One possible solution is to use this module to write your emails to files and send them later one by one, perhaps from another script with lower process priority. You could even process the email queue using several concurrently working scripts and it will be OK because this module handles all file locking and queue management.
This module does not provide the actual email sending functionality. It is up to the user of this module to decide what to use for sending emails.
EMAIL FORMATS
All emails must be a Email::Simple object. Please see the documentation for Email::Simple, to understand how to create emails.
When an email is scheduled, it is dumped to a file in the specified "path" as plain text RFC2822 email message.

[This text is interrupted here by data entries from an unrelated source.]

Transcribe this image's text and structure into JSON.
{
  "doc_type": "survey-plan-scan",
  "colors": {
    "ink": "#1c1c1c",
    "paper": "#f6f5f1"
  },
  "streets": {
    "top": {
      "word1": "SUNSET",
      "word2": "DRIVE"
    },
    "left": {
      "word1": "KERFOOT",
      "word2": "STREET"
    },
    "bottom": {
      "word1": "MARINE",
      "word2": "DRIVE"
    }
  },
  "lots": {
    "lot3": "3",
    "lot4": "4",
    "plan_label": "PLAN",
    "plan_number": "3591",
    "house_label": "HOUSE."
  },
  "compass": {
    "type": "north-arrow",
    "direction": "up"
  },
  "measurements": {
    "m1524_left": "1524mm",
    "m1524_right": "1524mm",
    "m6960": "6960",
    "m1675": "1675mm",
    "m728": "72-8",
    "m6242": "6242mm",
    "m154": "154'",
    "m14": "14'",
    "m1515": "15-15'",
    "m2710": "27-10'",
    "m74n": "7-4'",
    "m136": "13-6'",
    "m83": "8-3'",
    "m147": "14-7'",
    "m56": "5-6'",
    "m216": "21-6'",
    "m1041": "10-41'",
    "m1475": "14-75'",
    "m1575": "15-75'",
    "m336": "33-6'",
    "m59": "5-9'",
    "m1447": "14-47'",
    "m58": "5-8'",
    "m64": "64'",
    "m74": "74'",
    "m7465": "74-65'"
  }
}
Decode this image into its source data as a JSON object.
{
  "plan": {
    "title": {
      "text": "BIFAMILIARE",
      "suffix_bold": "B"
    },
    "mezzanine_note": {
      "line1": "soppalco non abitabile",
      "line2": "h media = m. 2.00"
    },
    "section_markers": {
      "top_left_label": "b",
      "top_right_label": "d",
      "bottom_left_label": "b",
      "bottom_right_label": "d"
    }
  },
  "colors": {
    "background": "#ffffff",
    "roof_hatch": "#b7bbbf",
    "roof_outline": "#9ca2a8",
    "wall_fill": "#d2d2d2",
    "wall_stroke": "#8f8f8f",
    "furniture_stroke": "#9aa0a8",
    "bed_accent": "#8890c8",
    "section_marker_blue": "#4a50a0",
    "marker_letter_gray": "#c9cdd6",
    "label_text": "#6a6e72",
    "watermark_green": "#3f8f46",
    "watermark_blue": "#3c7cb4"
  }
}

When an email is loaded from a file it is converted back to an Email::Simple object.
ATTRIBUTES
The following attributes are available during object construction
path
Specifies the path where email files will be stores. The default is the current path. If the path is not writeable it will croak.
mkpath
If set to 1 it will try to create a the path
unless the path already exists.
ext
Set the extension for the email files. The default value for this attribute is .eml
prefix
Set the prefix for the email files. The default value for this attribute is msg
xlock
Set the name of the email header which marks an email file as locked. The default value is X-Lock
.
timeout
Timeout in seconds to hold email files locked. If a mailer process locks an email file and does not send it within the specified time, the file will be unlocked and available for other mailer processes. The default value is 3600.
grab_count
Sets the number of messages that "next" will lock when called the very first time. The default value is 50. If set to 0, then next
will lock all messages in the queue.
# Only lock 2 messages at a time
$fq->grab_count(2);
$fq->next; # Lock 2 messages and return the first
$fq->next; # Return the second locked message
$fq->next; # Lock another 2 messages and return the first
METHODS
The following methods are available:
schedule( $message )
Schedule a message. $message
must be an Email::Simple instance. Returns the ID of the message, which is the filename used to save it.
my $message = Email::Simple->new( ... );
my $message_id = $fq->schedule( $message );
count
Returns the count of all scheduled messages.
my $all_emails = $fq->count;
next
Returns the next scheduled message as an Email::Simple instance and immediately removes that message from the queue. Returns undef is there are no more messages in the queue.
print "Processing " . $fq->count . " messages\n";
while ( my $message = $fq->next ) {
# Do something with $message,
# for example send $message->as_string via sendmail
}
print "All mail sent\n";
SEE ALSO
AUTHOR
minimalist, <minimalist at lavabit.com>
BUGS
Bug reports and patches are welcome. Reports which include a failing Test::More style test are helpful and will receive priority.
DEVELOPMENT
The source code of this module is available on GitHub: https://github.com/naturalist/Email--Queue
LICENSE AND COPYRIGHT
Copyright 2011 minimalist.
This program is free software; you can redistribute it and/or modify it under the terms as perl itself.